13 entries found

knuckle (n.)

mid-14c., knokel "finger joint; any joint of the body, especially a knobby one; morbid lump or swelling." Perhaps in Old English, but not attested there. Common Germanic (compare Middle Low German knökel, Middle Dutch cnockel, German knöchel), literally "little bone," a diminutive of Proto-Germanic root *knuk- "bone," which is not represented in English in its simple form (but compare German Knochen "bone). For pronunciation, see kn-.

knuckle (v.)

1740, from knuckle (n.), originally in the game of marbles (putting a knuckle on the ground is the hand position preliminary to shooting). To knuckle down "apply oneself earnestly" is 1864 in American English, an extended sense from marbles; to knuckle under "submit, give in" is first recorded 1740, supposedly from the former more general sense of "knuckle" and here meaning "knee," hence "to kneel."

knuckle-duster (n.)

face-busting, hand-protecting metal knuckle-guard, 1857, from knuckle (n.) + duster, name of a type of protective coat worn by workmen.

knuckleball (n.)

also knuckle-ball, baseball pitch, by 1909, from knuckle (n.) + ball (n.1). So called from the position of the fingers in throwing it.
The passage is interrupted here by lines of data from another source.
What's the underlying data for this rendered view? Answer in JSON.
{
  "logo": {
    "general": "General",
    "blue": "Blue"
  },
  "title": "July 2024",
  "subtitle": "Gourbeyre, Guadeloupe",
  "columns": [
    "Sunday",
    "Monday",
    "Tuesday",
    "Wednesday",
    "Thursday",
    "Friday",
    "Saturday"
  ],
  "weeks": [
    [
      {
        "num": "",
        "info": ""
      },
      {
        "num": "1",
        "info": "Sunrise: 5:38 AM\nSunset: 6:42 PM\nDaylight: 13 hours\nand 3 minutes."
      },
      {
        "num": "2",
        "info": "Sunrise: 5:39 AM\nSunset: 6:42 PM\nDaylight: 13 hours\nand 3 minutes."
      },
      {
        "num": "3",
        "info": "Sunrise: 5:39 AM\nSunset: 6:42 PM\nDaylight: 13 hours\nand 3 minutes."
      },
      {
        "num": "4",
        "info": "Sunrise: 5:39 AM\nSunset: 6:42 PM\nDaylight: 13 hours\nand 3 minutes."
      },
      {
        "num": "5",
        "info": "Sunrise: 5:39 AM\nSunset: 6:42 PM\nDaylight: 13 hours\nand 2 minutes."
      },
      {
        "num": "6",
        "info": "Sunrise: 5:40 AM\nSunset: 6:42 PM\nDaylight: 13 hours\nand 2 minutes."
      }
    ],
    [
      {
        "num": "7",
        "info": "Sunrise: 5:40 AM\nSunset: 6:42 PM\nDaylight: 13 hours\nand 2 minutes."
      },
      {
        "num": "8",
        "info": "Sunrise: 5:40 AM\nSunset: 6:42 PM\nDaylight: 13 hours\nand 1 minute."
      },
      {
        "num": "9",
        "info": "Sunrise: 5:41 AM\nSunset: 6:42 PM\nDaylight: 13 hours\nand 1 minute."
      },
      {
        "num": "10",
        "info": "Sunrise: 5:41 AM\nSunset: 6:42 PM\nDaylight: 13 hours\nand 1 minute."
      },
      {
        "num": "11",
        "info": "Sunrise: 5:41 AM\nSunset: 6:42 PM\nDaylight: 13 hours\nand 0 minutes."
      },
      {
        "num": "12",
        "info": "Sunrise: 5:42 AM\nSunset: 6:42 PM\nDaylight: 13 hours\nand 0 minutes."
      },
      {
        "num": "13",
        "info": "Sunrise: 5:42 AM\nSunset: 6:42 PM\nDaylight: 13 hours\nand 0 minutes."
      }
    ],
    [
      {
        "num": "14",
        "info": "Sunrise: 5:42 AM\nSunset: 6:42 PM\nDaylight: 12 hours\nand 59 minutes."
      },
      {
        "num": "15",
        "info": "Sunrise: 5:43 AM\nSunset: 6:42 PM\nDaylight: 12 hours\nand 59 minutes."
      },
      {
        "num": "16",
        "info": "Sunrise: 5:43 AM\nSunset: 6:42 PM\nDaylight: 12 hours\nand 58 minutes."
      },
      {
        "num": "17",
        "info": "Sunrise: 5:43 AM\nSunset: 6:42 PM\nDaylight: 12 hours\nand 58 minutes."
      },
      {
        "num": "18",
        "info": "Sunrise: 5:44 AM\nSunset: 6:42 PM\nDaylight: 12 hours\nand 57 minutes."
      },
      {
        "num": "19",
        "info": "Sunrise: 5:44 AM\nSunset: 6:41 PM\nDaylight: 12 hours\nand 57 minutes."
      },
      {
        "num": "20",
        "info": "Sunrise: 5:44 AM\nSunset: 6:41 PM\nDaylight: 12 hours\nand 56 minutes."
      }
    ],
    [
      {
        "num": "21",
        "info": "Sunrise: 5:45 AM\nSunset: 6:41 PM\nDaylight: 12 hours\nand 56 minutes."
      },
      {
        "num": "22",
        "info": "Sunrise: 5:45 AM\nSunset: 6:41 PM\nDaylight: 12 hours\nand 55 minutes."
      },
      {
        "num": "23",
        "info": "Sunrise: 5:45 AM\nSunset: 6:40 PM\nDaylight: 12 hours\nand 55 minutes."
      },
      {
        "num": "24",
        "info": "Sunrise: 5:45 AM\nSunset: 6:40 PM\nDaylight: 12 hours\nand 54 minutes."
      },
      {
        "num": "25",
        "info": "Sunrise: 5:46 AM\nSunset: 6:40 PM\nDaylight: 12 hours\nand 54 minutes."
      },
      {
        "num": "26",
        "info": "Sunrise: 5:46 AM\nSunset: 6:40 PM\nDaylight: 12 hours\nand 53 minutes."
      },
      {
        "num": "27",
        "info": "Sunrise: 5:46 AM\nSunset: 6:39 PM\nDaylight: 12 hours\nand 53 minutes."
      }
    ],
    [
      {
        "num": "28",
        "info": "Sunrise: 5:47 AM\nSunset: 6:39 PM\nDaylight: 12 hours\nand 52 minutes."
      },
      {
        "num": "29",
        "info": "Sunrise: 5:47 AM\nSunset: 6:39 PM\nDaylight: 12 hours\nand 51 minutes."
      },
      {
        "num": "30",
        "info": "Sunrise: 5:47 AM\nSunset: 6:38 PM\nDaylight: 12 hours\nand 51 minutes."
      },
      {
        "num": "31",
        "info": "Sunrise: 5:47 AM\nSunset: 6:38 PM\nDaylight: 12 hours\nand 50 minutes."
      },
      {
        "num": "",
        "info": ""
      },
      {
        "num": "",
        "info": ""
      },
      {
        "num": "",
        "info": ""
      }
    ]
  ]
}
Short form knuckler attested from 1914 (earlier this was the name of a type of toy marble, 1895, and slang for "a pick-pocket," 1834). Related: Knuckleballer.

gnocchi (n.)

type of small potato dumplings, 1891, from Italian gnocchi, plural of gnocco, from nocchio "a knot in wood," perhaps from a Germanic source akin to knuckle (n.), gnarled, etc. So called for their shape.

knucklehead (n.)

also knuckle-head, "stupid person," 1890, American English, from knuckle (n.) + head (n.). "That infernal knuckle-head at the camp ought to have reported before now," he thought to himself, as he smoked. [Charles H. Shinn, "The Quicksands of Toro," in Belford's Magazine, vol. v, June-November 1890, New York] From 1869 as the name of a part in a type of mechanical coupling device. Popularized in the "stupid person" sense from 1942, from character R.F. Knucklehead, star of "Don't" posters hung up at U.S. Army Air Force training fields. Everything Knucklehead does is wrong and ends in disaster. He endures one spectacular crash after another so that the students at the Gulf Coast Air Force Training Center may profit by his mistakes, and it looks now as if there will be no let-up in his agony. [Life magazine, May 25, 1942]

gnarled (adj.)

c. 1600, probably a variant of knurled, from Middle English knar "knob, knot in wood, protruding mass on a tree" (late 14c.), earlier "a crag, rugged rock or stone" (early 13c.), from a general group of Germanic words that includes English knob, knock, knuckle, knoll, knurl. Gnarl (v.) "make knotty," gnarl (n.) "a knotty growth on wood," and gnarly (adj.) all seem to owe their existence in modern English to Shakespeare's use of gnarled in 1603: [T]hy sharpe and sulpherous bolt Splits the vn-wedgable and gnarled Oke. ["Measure for Measure," II.ii.116] "(Gnarled) occurs in one passage of Shakes. (for which the sole authority is the folio of 1623), whence it came into general use in the nineteenth century" [OED].

condyle (n.)

"knob at the end of a bone," 1630s, from French condyle (16c.), from Latin condylus, from Greek kondylos "a knuckle, joint, knob," which is of unknown origin.

dibs (interj.)

children's word to express a claim on something, 1915, originally U.S., apparently from earlier senses "a portion or share" and "money" (early 19c. colloquial), probably a contraction of dibstone "a knuckle-bone or jack in a children's game" (1690s), in which the first element is of unknown origin. The game consisted of tossing up small pebbles or the knuckle-bones of a sheep and catching them alternately with the palm and the back of the hand.

bone (v.2)

especially in bone up "study," 1880s student slang, probably from "Bohn's Classical Library," a popular series in higher education published by German-born English publisher Henry George Bohn (1796-1884) as part of a broad series of "libraries" he issued from 1846, totaling 766 volumes, continued after 1864 by G. Bell & Sons. The other guess is that it is an allusion to knuckle-bones and has the same figurative sense as the verbal phrase knuckle down "get to work."